Some medical professionals have the same attitudes as the general public toward people with mental illness. They may assume
that someone with a mental health issue who has a physical complaint is delusional, that their symptoms are not real or that
they can't be helped. My informal associations with community support services and the psychiatrists at the nearby institutions,
such as the Centre for Addiction and Mental Health, have greatly increased my comfort level and ability to deliver care to
these patients. Psychiatrists have actually made "house calls" to my office to assess patients who weren't comfortable being
seen anywhere but in my office. Recently a psychiatrist referred a patient who was having episodes of shortness of breath
that had caused him to go to the emergency department several times without a cause being identified. I found it invaluable
to discuss with the psychiatrist the differential diagnoses that included both psychiatric and medical causes for the symptom.
I have also found that providing additional information and being accessible to the consultants to whom I refer my patients
has enhanced their ability to effectively manage patients. Dentists and surgeons are particularly grateful when I am involved
in the management of post-operative pain in patients with addiction issues who may be predisposed to abusing painkillers.
The community support workers that accompany patients to the clinic are an invaluable source of information. And the front-line
medical staff, for example, receptionists and lab technicians, are key because their interactions with patients can be equally
important in establishing a successful therapeutic relationship.
What gives you the greatest satisfaction in your work?
I find it gratifying when a patient who may initially been very apprehensive about attending what may be their first non-institution-based
medical appointment returns for a follow-up visit. Many of these patients have had very unpleasant interactions with the medical
profession, for example, being involuntarily admitted or restrained. Or they may have paranoid delusions about the clinic
or me. Or, like many patients, they may just be scared to find out what might be wrong with them.

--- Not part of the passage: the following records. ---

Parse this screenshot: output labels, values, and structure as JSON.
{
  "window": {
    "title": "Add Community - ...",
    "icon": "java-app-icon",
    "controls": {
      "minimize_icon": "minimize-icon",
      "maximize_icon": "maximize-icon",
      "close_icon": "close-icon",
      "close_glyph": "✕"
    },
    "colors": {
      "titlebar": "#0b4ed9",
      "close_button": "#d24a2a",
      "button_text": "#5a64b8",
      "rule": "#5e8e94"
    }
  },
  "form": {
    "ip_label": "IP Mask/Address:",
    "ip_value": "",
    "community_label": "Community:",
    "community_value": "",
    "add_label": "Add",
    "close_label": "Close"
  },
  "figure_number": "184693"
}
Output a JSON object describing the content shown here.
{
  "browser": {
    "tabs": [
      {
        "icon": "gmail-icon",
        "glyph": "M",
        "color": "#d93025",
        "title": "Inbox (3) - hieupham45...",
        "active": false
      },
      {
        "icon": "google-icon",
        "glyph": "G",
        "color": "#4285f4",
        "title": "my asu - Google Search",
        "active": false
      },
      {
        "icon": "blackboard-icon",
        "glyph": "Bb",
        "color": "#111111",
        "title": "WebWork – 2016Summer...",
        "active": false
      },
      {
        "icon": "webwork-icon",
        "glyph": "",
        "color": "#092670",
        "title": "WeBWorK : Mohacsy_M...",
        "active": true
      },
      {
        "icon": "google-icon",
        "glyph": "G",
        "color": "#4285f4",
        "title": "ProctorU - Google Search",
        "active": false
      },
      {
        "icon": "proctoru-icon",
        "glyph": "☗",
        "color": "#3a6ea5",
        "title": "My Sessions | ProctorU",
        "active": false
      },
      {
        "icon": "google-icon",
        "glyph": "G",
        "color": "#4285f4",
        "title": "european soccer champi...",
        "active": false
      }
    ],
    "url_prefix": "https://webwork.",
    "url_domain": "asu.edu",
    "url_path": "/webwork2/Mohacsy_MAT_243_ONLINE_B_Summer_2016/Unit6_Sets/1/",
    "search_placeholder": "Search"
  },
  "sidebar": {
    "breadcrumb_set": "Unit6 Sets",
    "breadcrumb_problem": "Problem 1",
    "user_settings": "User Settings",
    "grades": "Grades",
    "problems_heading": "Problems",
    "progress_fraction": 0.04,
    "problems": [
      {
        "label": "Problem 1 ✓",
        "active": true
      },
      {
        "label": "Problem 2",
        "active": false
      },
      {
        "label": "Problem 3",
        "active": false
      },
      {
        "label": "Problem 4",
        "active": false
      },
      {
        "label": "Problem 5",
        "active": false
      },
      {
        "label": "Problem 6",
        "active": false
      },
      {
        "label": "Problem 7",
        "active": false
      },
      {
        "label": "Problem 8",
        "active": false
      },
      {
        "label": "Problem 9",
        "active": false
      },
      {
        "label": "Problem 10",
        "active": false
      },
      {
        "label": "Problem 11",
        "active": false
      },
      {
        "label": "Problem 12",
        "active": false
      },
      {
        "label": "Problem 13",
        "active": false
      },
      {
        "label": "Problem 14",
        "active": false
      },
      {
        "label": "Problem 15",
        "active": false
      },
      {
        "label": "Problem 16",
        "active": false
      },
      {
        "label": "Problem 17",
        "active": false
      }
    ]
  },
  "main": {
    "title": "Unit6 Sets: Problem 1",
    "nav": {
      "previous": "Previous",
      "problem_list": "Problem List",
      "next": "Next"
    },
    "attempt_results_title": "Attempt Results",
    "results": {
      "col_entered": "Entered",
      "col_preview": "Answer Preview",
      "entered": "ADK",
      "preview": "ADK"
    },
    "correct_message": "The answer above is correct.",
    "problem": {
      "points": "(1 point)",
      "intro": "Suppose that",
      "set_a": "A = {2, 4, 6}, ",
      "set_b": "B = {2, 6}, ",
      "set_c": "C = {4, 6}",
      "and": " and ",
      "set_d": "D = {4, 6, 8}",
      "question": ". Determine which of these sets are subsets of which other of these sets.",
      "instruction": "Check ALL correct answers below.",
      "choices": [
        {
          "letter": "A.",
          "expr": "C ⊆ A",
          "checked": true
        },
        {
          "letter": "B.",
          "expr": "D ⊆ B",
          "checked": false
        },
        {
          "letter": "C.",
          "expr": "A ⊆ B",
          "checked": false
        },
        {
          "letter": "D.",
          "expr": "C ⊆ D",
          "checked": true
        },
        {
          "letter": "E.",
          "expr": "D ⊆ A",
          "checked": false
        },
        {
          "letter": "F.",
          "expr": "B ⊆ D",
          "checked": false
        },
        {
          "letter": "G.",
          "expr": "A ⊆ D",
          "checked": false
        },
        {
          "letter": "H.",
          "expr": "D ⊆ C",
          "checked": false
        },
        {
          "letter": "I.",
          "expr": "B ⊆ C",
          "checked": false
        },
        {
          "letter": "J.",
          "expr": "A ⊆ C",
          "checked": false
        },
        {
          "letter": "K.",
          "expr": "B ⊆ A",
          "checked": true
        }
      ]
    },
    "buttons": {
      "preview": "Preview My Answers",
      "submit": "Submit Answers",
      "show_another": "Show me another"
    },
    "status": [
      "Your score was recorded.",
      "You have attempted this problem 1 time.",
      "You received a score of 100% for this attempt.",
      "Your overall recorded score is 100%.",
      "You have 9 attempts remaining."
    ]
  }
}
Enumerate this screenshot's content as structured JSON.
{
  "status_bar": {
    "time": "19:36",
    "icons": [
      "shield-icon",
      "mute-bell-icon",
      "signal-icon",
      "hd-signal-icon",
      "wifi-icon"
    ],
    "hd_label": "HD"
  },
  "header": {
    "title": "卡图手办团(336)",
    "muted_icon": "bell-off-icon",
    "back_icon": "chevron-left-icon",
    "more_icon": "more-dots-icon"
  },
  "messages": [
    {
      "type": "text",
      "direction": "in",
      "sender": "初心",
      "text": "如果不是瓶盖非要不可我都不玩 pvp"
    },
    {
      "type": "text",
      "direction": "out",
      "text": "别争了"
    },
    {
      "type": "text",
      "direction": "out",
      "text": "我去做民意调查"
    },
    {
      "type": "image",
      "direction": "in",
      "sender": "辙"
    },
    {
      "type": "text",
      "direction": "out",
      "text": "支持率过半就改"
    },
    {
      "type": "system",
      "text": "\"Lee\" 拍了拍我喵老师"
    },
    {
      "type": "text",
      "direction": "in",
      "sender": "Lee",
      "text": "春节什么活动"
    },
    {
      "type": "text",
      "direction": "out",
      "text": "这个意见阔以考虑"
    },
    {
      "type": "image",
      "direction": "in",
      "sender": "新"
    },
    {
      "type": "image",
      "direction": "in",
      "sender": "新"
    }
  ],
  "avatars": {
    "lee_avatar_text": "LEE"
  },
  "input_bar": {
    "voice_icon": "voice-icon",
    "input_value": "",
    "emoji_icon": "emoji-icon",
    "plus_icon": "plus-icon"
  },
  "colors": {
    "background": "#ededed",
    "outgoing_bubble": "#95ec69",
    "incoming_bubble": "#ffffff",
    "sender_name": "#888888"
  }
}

I've found that many patients like to have their own doctor, who they can see on their own and who can deal with the concerns
that are important to them. It's rewarding when a patient who was previously disconnected from the medical system is now engaged
in an ongoing medical relationship.
In terms of addictions, I have found that helping patients break free of a chaotic and destructive existence can have more
of an impact on their lives than anything else I do in medicine. Many of the patients I see have spent much of their adult
lives on the street or in jail as a result of their drug habit. Those patients who respond to treatment often go to school,
tend to their families and get a job. Being a part of such a dramatic life change is extremely rewarding.